While her time in Iowa 10 years ago was for a visit, Sister Jean Marie is now officially part of the SOLT community living in the Diocese of Sioux City, serving at Domus Trinitatis. She came back to Iowa nearly a year ago for a sabbatical before heading off to an assignment in Corpus Christi. In the interim she took some time off when relatives had passed away. Sister Jean Marie had loved the mission so much at Domus Trinitatis that she asked to stay in Iowa. After her superiors discerned her request, they reassigned her.
“It is so beautiful here, I absolutely love it,” she said.
Since March the SOLT sister has settled into her work at Domus Trinitatis, which is mainly focused on the realm of hospitality and being present to those attending retreats.

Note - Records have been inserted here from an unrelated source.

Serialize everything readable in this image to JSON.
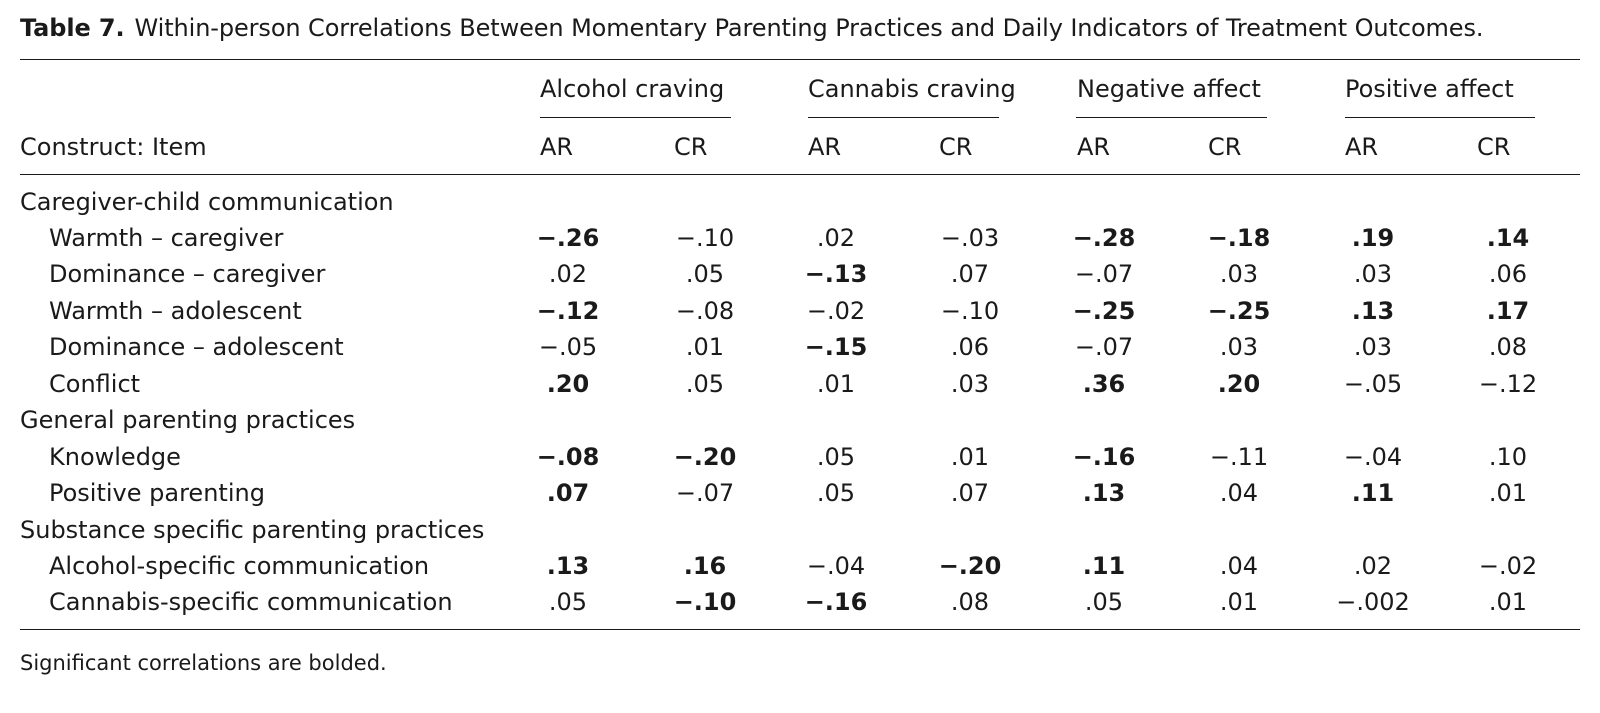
{
  "table": {
    "label": "Table 7.",
    "title": "Within-person Correlations Between Momentary Parenting Practices and Daily Indicators of Treatment Outcomes.",
    "stub_header": "Construct: Item",
    "column_groups": [
      {
        "label": "Alcohol craving",
        "subcolumns": [
          "AR",
          "CR"
        ]
      },
      {
        "label": "Cannabis craving",
        "subcolumns": [
          "AR",
          "CR"
        ]
      },
      {
        "label": "Negative affect",
        "subcolumns": [
          "AR",
          "CR"
        ]
      },
      {
        "label": "Positive affect",
        "subcolumns": [
          "AR",
          "CR"
        ]
      }
    ],
    "rows": [
      {
        "type": "section",
        "label": "Caregiver-child communication"
      },
      {
        "type": "item",
        "label": "Warmth – caregiver",
        "values": [
          "−.26",
          "−.10",
          ".02",
          "−.03",
          "−.28",
          "−.18",
          ".19",
          ".14"
        ],
        "bold": [
          true,
          false,
          false,
          false,
          true,
          true,
          true,
          true
        ]
      },
      {
        "type": "item",
        "label": "Dominance – caregiver",
        "values": [
          ".02",
          ".05",
          "−.13",
          ".07",
          "−.07",
          ".03",
          ".03",
          ".06"
        ],
        "bold": [
          false,
          false,
          true,
          false,
          false,
          false,
          false,
          false
        ]
      },
      {
        "type": "item",
        "label": "Warmth – adolescent",
        "values": [
          "−.12",
          "−.08",
          "−.02",
          "−.10",
          "−.25",
          "−.25",
          ".13",
          ".17"
        ],
        "bold": [
          true,
          false,
          false,
          false,
          true,
          true,
          true,
          true
        ]
      },
      {
        "type": "item",
        "label": "Dominance – adolescent",
        "values": [
          "−.05",
          ".01",
          "−.15",
          ".06",
          "−.07",
          ".03",
          ".03",
          ".08"
        ],
        "bold": [
          false,
          false,
          true,
          false,
          false,
          false,
          false,
          false
        ]
      },
      {
        "type": "item",
        "label": "Conflict",
        "values": [
          ".20",
          ".05",
          ".01",
          ".03",
          ".36",
          ".20",
          "−.05",
          "−.12"
        ],
        "bold": [
          true,
          false,
          false,
          false,
          true,
          true,
          false,
          false
        ]
      },
      {
        "type": "section",
        "label": "General parenting practices"
      },
      {
        "type": "item",
        "label": "Knowledge",
        "values": [
          "−.08",
          "−.20",
          ".05",
          ".01",
          "−.16",
          "−.11",
          "−.04",
          ".10"
        ],
        "bold": [
          true,
          true,
          false,
          false,
          true,
          false,
          false,
          false
        ]
      },
      {
        "type": "item",
        "label": "Positive parenting",
        "values": [
          ".07",
          "−.07",
          ".05",
          ".07",
          ".13",
          ".04",
          ".11",
          ".01"
        ],
        "bold": [
          true,
          false,
          false,
          false,
          true,
          false,
          true,
          false
        ]
      },
      {
        "type": "section",
        "label": "Substance specific parenting practices"
      },
      {
        "type": "item",
        "label": "Alcohol-specific communication",
        "values": [
          ".13",
          ".16",
          "−.04",
          "−.20",
          ".11",
          ".04",
          ".02",
          "−.02"
        ],
        "bold": [
          true,
          true,
          false,
          true,
          true,
          false,
          false,
          false
        ]
      },
      {
        "type": "item",
        "label": "Cannabis-specific communication",
        "values": [
          ".05",
          "−.10",
          "−.16",
          ".08",
          ".05",
          ".01",
          "−.002",
          ".01"
        ],
        "bold": [
          false,
          true,
          true,
          false,
          false,
          false,
          false,
          false
        ]
      }
    ],
    "note": "Significant correlations are bolded."
  }
}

“I help set-up for retreats, take care of the meals, prepare the retreat center and the hermitages,” explained the 69-year-old sister. “I also recently started to bring Communion to the homebound through the parish.”
She joined Sister Anne Marie Walsh who is the local superior of the SOLT community and Sister Marie Hesed Champagne, who continues to lead development of Domus Trinitatis.
“I just love the people. The people are so wholesome,” said Sister Jean Marie of Iowans. “I enjoy it here and love visiting the elderly. It is such a pleasure and an honor to bring the Lord to them.”
As a result of her upbringing and life experiences, she has learned the importance of the faithful being very patient and exceptionally kind to those who do not understand the faith.
A native of Maine, Sister Jean Marie explained she was not raised in a religious household. Her parents were divorced and eventually she was sent to a boarding school. Her sisters had gone to a boarding school the year before and she noticed how much they had changed – in a very positive way.
“They were so different that I wanted to go a Catholic boarding school and get whatever they received,” she recalled. “Within a year I was catechized, baptized and confirmed.”
With a true zeal for the new-found faith, upon returning to her predominantly Jewish neighborhood she realized they didn’t talk or know about Jesus or Mary.
She had recalled at the boarding school they had said in an emergency you can baptize. The 12-year-old thought this was an emergency so she baptized children in the neighborhood.
“It didn’t go over well. We actually had to leave the neighborhood,” said Sister Jean Marie. “From that time, I was forbidden by my mother to never speak the name of Jesus or Mary again. I had experienced the love of God and then I was taken out of the church.”
For many years she was apart from the faith but Jesus kept calling her and she came back to the church as an adult.When she was 45 years old she began to discern a call to religious life. Once she knew she was being called, it took her a while to discern which community was a good fit. But God was at work again having placed a SOLT priest in her life. She had told the priest she was looking for a contemplative, active order and he mentioned that was what the SOLT community was.
In 2005 she entered the community of SOLT sisters in Corpus Christi, Texas as an aspirant. As a postulant she spent a year in New Mexico and for her first year as a novitiate, she served in Washington and then spent six months in Italy where the sisters had a formation house before returning to New Mexico. She made her initial vows in 2009 and final vows in 2014. From there, she was a cook for SOLT priests in Corpus Christi and prior to coming to Iowa served in North Dakota.
While much of her ministry has been working in hospitality in one form or another, she explained she “received as a gift” from God about 20 years by way of a hobby of sorts that has brought out her creative side while being very prayerful and aligning with her spirituality. She restores, repairs and repaints statues.
Through the years she has restored various statues mainly in areas where she is assigned. Not long after making her final vows she even was able to repair a four-and-a-half-foot statue of St. Joseph that had fallen off the wall at a poor parish that had no way of replacing it. This particular job included repairing the head of St. Joseph, which only one-third remained.
“I love it,” said Sister Jean Marie. “Since I have been here there are people who know I do that and bring me their statues. I just totally refurbished a bust of Jesus. He was a solid gold color and I gave him coloring as a human. He is very beautiful.”
When it comes to color selection for the various parts of a statue, the sister said the hues and shades to blend the paint just come to her – inspired and inspiring work that is coupled with her ministry of hospitality at Domus Trinitatis, which means Home of the Trinity.